Nachdem er Jing Tians Geschichte gehört hatte, sagte der junge Meister Li gelassen: „Kein Wunder, dass Jing Tian so hin- und hergerissen ist. Es stellt sich heraus, dass die Methoden dieser beiden von den bösen Göttern begünstigten Personen sehr seltsam sind.“
Da Jing Tian ihn zuvor um Hilfe gebeten hatte, musste er bereits einen Plan ausgearbeitet haben. Falls alles andere fehlschlägt, können sie die Kreaturen dieser Welt einfach in andere Welten schicken.
„Außerdem wissen wir nicht, wie furchterregend der böse Gott hinter diesen beiden von bösen Göttern begünstigten Wesen ist. Glücklicherweise sind diese beiden von bösen Göttern begünstigten Wesen sehr vorsichtig.“
„Später werden wir die beiden Auserwählten des bösen Gottes gemeinsam aufsuchen und ihnen dann direkt sagen, dass es viele mächtige Menschen auf dieser Welt gibt und dass sie diesen mächtigen Menschen überhaupt nicht gewachsen sind, wenn der böse Gott nicht eingreift.“
„Jedenfalls besteht das Ziel darin, die beiden von den bösen Göttern begünstigten Wesen vor den Kreaturen dieser Welt zu warnen und sie dann von der Idee abzubringen, diese Welt zu zerstören.

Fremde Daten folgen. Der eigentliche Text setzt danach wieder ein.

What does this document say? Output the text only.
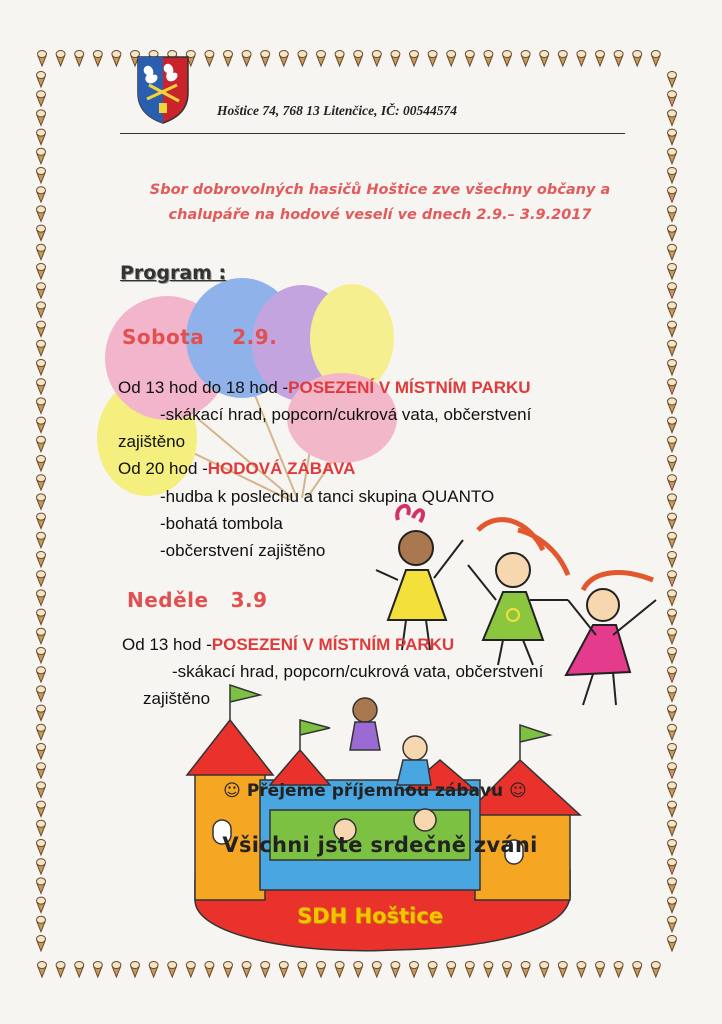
Hoštice 74, 768 13 Litenčice, IČ: 00544574
Sbor dobrovolných hasičů Hoštice zve všechny občany a
chalupáře na hodové veselí ve dnech 2.9.– 3.9.2017
Program :
Sobota 2.9.
Od 13 hod do 18 hod -POSEZENÍ V MÍSTNÍM PARKU
-skákací hrad, popcorn/cukrová vata, občerstvení
zajištěno
Od 20 hod -HODOVÁ ZÁBAVA
-hudba k poslechu a tanci skupina QUANTO
-bohatá tombola
-občerstvení zajištěno
Neděle 3.9
Od 13 hod -POSEZENÍ V MÍSTNÍM PARKU
-skákací hrad, popcorn/cukrová vata, občerstvení
zajištěno
☺ Přejeme příjemnou zábavu ☺
Všichni jste srdečně zváni
SDH Hoštice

Auf diese Weise werden wir unsere Mission erfüllt haben.“
Jing Tian blickte den jungen Meister Li neben sich an und sagte ernst: „Wenn sie unüberlegt handeln, könnte das noch größere Veränderungen nach sich ziehen. Deshalb sollten wir die beiden, die vom bösen Gott begünstigt werden, einfach nur erschrecken.“
„Junger Meister Jing, seid Ihr sicher, dass diese beiden Auserwählten der bösen Götter leicht zu täuschen sind? An eurer Stelle würde ich sie auf jeden Fall prüfen, bevor ich entscheide, ob ich in diese Welt eindringe oder nicht.“
Nachdem er Jing Tians Vorschlag gehört hatte, sagte der junge Meister Li ruhig, dass er an seiner Stelle einem Wesen, das er gerade erst kennengelernt habe, nicht so leicht vertrauen würde und es höchstwahrscheinlich selbst testen würde.

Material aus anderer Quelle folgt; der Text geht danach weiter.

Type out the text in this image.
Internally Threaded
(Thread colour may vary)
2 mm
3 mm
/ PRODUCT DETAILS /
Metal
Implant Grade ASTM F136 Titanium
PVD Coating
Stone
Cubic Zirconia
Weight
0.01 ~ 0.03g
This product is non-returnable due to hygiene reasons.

Da die beiden von bösen Göttern begünstigten Wesen die Dämonenrasse beherrschen, sollten wir sie einfach in den Tod schicken. Falls das nicht klappt, können wir später immer noch fliehen.

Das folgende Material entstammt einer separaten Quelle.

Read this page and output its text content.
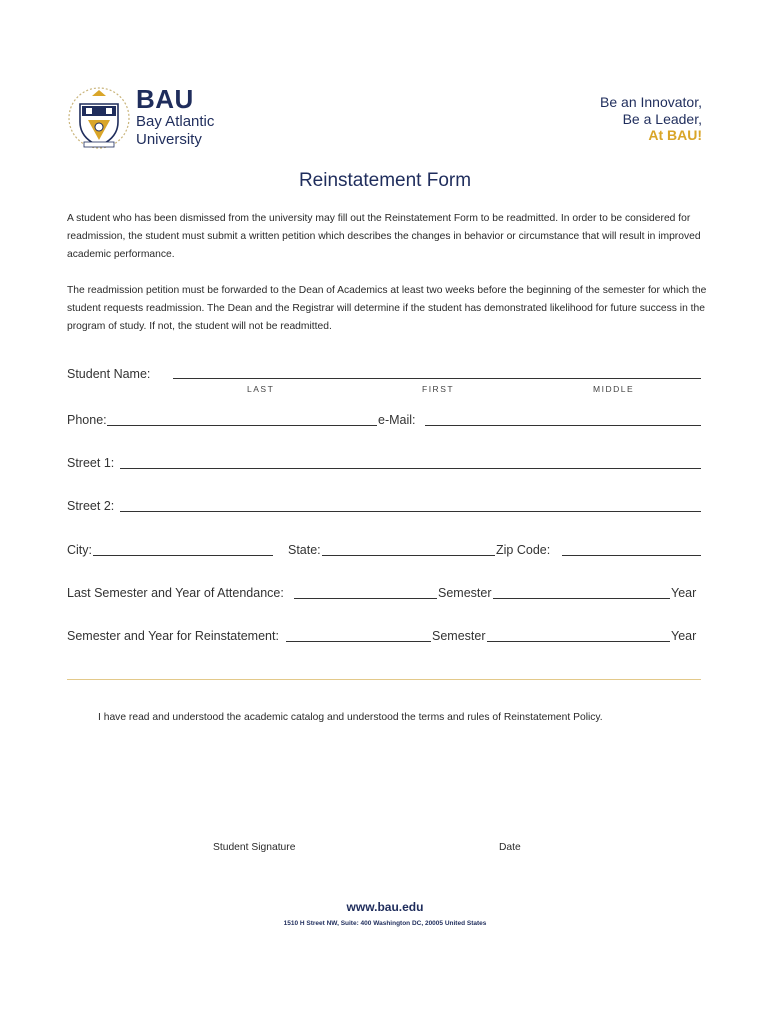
BAU
Bay Atlantic
University
Be an Innovator,
Be a Leader,
At BAU!
Reinstatement Form
A student who has been dismissed from the university may fill out the Reinstatement Form to be readmitted. In order to be considered for readmission, the student must submit a written petition which describes the changes in behavior or circumstance that will result in improved academic performance.
The readmission petition must be forwarded to the Dean of Academics at least two weeks before the beginning of the semester for which the student requests readmission. The Dean and the Registrar will determine if the student has demonstrated likelihood for future success in the program of study. If not, the student will not be readmitted.
Student Name:
LAST	FIRST	MIDDLE
Phone:	e-Mail:
Street 1:
Street 2:
City:	State:	Zip Code:
Last Semester and Year of Attendance:	Semester	Year
Semester and Year for Reinstatement:	Semester	Year
I have read and understood the academic catalog and understood the terms and rules of Reinstatement Policy.
Student Signature	Date
www.bau.edu
1510 H Street NW, Suite: 400 Washington DC, 20005 United States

Als Jing Tian die Worte des jungen Meisters Li hörte, regte sich sein Geist, und hunderte Schwertenergien zuckten an ihm vorbei und durchbohrten augenblicklich seinen Körper. Im Nu war sein Körper von Wunden übersät.
In diesem Moment war Jing Tians Gesicht totenbleich, und seine weiße Kleidung war rot vom Blut. Er sah aus, als läge er im Sterben und könne jeden Augenblick sterben.